Les contestataires des réservoirs de substitution ont établi un « village de résistance pour l’eau » le 16 juillet à Melle, dans le département des Deux-Sèvres. Cette action doit faire la une des actualités lors de deux journées de mobilisation prévues les 19 et 20 juillet. Pendant la période électorale, le Nouveau Front populaire (NFP) s’est engagé à instaurer un moratoire sur ces bassins synthétiques dès son arrivée au pouvoir.
En avril, suite aux manifestations d’agriculteurs mécontents, le ministre de l’agriculture, Marc Fesneau, a promis la construction d’une centaine de ces réservoirs d’eau, qui devraient être opérationnels d’ici fin d’année. Par ailleurs, le gouvernement a annoncé la création d’un fonds dédié à l’irrigation agricole de 20 millions d’euros pour 2024, et de 30 millions d’euros pour 2025. Il a également prévu un poste de délégué interministériel pour la gestion de l’eau en agriculture pour une période de trois ans. Pour ce poste, Martin Gutton, le directeur de l’agence de l’eau Loire-Bretagne a été nommé lors de la dernière réunion du conseil des ministres, présidé par Gabriel Attal, le 16 juillet.
La course pour stocker l’ « or bleu », prédite par certains et exacerbée par les effets évidents du changement climatique, où en est-elle? L’Institut national de recherche pour l’agriculture, l’alimentation et l’environnement (Inrae) a publié le 28 juin l’étude Explore 2, prévoyant des étés de plus en plus longs et secs sur la France métropolitaine ainsi qu’une augmentation des précipitations hivernales dans le nord et l’est du pays. Extraire l’eau en hiver, quand son abondance est à son sommet, et la conserver pour utilisation durant les mois d’été, lorsqu’elle se fait plus rare, apparaît comme une solution sensée, régulièrement avancée par les défenseurs des réservoirs de substitution.

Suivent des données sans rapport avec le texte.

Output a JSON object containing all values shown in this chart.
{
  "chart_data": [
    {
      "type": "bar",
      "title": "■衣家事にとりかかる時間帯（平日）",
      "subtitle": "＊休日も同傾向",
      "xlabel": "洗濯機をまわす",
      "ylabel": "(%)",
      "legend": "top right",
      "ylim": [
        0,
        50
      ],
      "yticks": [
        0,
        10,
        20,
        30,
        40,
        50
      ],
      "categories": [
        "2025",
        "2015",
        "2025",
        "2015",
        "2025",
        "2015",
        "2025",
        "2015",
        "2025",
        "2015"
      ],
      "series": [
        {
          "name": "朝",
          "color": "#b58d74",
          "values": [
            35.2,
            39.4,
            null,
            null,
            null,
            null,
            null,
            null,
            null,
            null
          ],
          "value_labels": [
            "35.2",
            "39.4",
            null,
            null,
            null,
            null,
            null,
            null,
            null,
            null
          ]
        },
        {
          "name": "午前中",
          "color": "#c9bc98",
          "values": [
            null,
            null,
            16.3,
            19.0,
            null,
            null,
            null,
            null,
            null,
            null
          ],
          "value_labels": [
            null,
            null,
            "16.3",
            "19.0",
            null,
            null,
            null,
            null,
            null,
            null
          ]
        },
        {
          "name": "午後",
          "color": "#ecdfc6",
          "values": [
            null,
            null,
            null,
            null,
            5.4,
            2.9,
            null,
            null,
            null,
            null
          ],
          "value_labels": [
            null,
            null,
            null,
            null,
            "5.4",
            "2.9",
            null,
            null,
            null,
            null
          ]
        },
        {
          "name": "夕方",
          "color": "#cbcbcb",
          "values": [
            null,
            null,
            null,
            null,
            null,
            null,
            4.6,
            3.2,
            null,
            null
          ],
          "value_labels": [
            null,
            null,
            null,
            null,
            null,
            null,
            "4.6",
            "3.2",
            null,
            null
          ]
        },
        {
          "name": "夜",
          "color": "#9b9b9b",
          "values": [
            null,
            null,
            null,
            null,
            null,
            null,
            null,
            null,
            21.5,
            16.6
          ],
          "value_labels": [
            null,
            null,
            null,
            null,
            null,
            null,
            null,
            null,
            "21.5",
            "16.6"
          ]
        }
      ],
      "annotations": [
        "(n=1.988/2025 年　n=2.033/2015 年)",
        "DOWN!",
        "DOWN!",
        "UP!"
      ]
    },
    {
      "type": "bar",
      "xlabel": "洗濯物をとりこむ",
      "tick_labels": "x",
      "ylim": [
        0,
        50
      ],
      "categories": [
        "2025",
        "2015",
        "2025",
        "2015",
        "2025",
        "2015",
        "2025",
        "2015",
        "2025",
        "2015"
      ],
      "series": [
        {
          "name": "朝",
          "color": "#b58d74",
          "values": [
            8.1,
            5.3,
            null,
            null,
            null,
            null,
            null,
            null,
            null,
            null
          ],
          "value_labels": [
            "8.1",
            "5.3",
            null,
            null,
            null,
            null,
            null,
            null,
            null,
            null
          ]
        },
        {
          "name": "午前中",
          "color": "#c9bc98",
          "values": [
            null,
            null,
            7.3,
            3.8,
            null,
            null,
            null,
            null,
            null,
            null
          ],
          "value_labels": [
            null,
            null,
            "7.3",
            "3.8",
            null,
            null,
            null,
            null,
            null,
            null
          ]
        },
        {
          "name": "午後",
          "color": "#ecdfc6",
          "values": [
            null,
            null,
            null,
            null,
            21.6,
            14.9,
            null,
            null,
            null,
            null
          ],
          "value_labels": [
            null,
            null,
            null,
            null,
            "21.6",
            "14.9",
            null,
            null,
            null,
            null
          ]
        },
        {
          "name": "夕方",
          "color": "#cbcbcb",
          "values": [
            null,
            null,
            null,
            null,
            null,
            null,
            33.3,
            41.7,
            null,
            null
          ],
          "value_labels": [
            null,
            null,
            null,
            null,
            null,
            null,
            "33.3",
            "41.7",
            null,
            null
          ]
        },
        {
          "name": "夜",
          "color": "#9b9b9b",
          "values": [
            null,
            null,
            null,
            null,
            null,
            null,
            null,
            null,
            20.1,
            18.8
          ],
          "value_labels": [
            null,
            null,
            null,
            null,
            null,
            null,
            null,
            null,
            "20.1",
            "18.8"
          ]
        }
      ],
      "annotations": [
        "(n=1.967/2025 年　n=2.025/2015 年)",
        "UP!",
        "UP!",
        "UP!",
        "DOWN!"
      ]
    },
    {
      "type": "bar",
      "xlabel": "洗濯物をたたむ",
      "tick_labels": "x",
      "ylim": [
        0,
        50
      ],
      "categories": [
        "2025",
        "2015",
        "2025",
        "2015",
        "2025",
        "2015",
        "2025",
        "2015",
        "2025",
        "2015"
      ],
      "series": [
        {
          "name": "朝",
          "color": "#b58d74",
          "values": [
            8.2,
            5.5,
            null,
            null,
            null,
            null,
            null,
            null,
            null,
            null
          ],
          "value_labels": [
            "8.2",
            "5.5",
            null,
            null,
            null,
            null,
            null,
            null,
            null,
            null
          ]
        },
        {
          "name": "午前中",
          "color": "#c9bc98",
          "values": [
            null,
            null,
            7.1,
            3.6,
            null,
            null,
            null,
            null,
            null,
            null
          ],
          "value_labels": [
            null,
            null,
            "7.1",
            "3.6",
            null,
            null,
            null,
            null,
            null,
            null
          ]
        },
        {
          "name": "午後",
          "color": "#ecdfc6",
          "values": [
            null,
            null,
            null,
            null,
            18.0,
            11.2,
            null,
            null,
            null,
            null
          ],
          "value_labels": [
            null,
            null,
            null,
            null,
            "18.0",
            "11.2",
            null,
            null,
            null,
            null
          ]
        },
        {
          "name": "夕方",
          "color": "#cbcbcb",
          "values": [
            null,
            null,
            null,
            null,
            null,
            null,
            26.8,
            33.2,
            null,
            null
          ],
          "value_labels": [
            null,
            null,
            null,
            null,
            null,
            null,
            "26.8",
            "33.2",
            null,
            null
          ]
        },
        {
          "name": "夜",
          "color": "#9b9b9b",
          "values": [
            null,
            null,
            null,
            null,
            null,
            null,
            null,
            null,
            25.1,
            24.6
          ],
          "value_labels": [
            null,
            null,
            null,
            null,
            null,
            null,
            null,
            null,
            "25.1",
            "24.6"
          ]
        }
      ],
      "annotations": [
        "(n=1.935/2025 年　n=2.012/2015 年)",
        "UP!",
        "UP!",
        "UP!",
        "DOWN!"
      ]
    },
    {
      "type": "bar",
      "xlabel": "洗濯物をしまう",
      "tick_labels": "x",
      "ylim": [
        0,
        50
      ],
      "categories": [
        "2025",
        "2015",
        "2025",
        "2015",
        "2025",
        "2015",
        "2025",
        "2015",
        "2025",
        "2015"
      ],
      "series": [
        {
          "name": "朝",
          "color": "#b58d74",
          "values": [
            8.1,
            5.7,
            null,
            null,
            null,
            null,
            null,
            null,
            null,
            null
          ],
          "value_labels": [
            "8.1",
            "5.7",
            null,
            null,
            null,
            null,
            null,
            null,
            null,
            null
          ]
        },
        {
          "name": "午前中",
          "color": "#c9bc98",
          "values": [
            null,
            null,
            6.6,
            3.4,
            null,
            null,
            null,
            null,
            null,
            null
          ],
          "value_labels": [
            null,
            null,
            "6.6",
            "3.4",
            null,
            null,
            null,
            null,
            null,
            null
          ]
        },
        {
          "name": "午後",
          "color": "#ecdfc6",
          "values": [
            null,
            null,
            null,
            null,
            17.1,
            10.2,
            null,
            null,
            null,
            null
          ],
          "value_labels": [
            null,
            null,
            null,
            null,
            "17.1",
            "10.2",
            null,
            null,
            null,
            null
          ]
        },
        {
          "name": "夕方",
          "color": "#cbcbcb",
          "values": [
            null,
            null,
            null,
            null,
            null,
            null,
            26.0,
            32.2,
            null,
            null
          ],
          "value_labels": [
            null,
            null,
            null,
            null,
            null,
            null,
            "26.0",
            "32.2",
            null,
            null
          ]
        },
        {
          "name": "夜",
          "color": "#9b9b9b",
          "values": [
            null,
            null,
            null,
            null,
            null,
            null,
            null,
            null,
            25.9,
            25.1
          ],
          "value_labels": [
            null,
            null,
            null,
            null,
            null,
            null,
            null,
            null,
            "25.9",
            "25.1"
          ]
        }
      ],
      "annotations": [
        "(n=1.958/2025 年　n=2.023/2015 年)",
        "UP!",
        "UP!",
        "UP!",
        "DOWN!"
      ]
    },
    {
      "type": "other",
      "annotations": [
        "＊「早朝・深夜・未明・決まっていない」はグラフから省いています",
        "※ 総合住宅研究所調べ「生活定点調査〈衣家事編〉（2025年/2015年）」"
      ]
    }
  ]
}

Cependant, cette proposition simplifie excessivement la situation. Les scientifiques responsables de l’étude Explore 2 mettent en avant les incertitudes majeures quant aux conditions météorologiques prévues en fin de siècle, ainsi que la grande variabilité d’une année à l’autre. Prédire la fréquence à laquelle ces vastes réservoirs – une expression désignant plusieurs hectares de terre excavée, contenue et remplie principalement en pompant l’eau des nappes phréatiques– pourront être remplis est impossible.
Le monde agricole est divisé sur ce sujet.
Par ailleurs, l’agriculture, un secteur de production qui utilise 62% de l’eau disponible en France, est fractionnée par le stockage hydraulique. Malgré les appréhensions de pénuries probables, la superficie des terres irriguées s’est agrandie de 23% entre 2010 et 2020. Néanmoins, les bassins « immobilisent l’accès à l’eau dans une région », regrette la Confédération paysanne dans une lettre ouverte du 15 juillet. Tout le monde n’aura pas accès à ces ressources, loin s’en faut. En fait, des acteurs émergents, tels que les maraîchers et arboriculteurs, devraient également avoir la possibilité de bénéficier d’une répartition des volumes d’eau. Le syndicat agricole minoritaire condamne l’apparition d’une « spéculation sur les droits de l’eau, particulièrement lors du transfert de terres ». Il déplore le « manque de transparence » dans ces affaires et plaide en faveur d’une répartition équitable, y compris avec les autres acteurs du territoire.